British rower (born 1997)

Rebecca Wilde (born 31 December 1997) is a British rower. She won a bronze in double sculls at the 2024 Summer Olympics in Paris.

==Early life==
The daughter of P.E. teachers, she has a Welsh mother and English father. Formerly a swimmer, she was first inspired to take up rowing after watching the 2012 London Olympics, eventually switching sports in 2017. She represented the South of England in swimming at the London Youth Olympics in 2012. She attended Queens College, Taunton.

==Career==
She is a member of Leander Club, and was formerly part of British Rowing's Performance Development Academy (PDA), based at the Team Bath Sports Training Village.

In November 2023 she had to undergo surgery for compartment syndrome in her forearms, and missed part of the rowing season. Alongside Mathilda Hodgkins-Byrne she qualified for the Paris 2024 Olympics in the double sculls at the World Rowing Final Olympic Qualification Regatta in Lucerne, Switzerland.

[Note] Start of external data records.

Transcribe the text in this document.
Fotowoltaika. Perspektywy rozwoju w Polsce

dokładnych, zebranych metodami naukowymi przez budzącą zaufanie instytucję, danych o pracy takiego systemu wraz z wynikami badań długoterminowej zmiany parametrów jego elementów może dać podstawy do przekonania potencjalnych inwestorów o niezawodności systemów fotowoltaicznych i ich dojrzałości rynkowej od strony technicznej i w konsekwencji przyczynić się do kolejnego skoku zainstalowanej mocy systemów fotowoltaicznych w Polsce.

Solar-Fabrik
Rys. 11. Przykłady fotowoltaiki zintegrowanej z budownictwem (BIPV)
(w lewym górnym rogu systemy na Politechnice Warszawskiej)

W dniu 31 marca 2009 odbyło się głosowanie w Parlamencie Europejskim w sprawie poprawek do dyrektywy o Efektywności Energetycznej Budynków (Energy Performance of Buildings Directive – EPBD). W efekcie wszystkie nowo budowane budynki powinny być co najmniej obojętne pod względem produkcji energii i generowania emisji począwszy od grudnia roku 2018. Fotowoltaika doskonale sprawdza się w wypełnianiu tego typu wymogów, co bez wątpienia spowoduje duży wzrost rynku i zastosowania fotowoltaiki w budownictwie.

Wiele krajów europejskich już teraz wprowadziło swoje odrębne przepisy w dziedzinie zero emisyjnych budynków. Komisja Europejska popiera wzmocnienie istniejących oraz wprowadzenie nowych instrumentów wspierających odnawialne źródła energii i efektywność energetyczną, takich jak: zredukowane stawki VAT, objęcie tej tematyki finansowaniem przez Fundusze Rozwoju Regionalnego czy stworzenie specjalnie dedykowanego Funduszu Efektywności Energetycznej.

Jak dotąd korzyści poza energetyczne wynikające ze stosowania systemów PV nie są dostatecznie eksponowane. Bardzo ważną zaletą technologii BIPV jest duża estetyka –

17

In June 2024, she was confirmed in the British squad for the 2024 Olympic Games in Paris. On 1 August 2024 Wilde and Hodgkins-Byrne won a bronze medal in the double sculls finishing behind gold medallists New Zealand and silver medallists Romania.

She moved to the quadruple sculls at the 2025 European Rowing Championships in Plovdiv, winning gold.

==Personal life==
She studied Sport and Social Science at the University of Bath.

In March 2026, Wilde revealed she had previously been living with an eating disorder.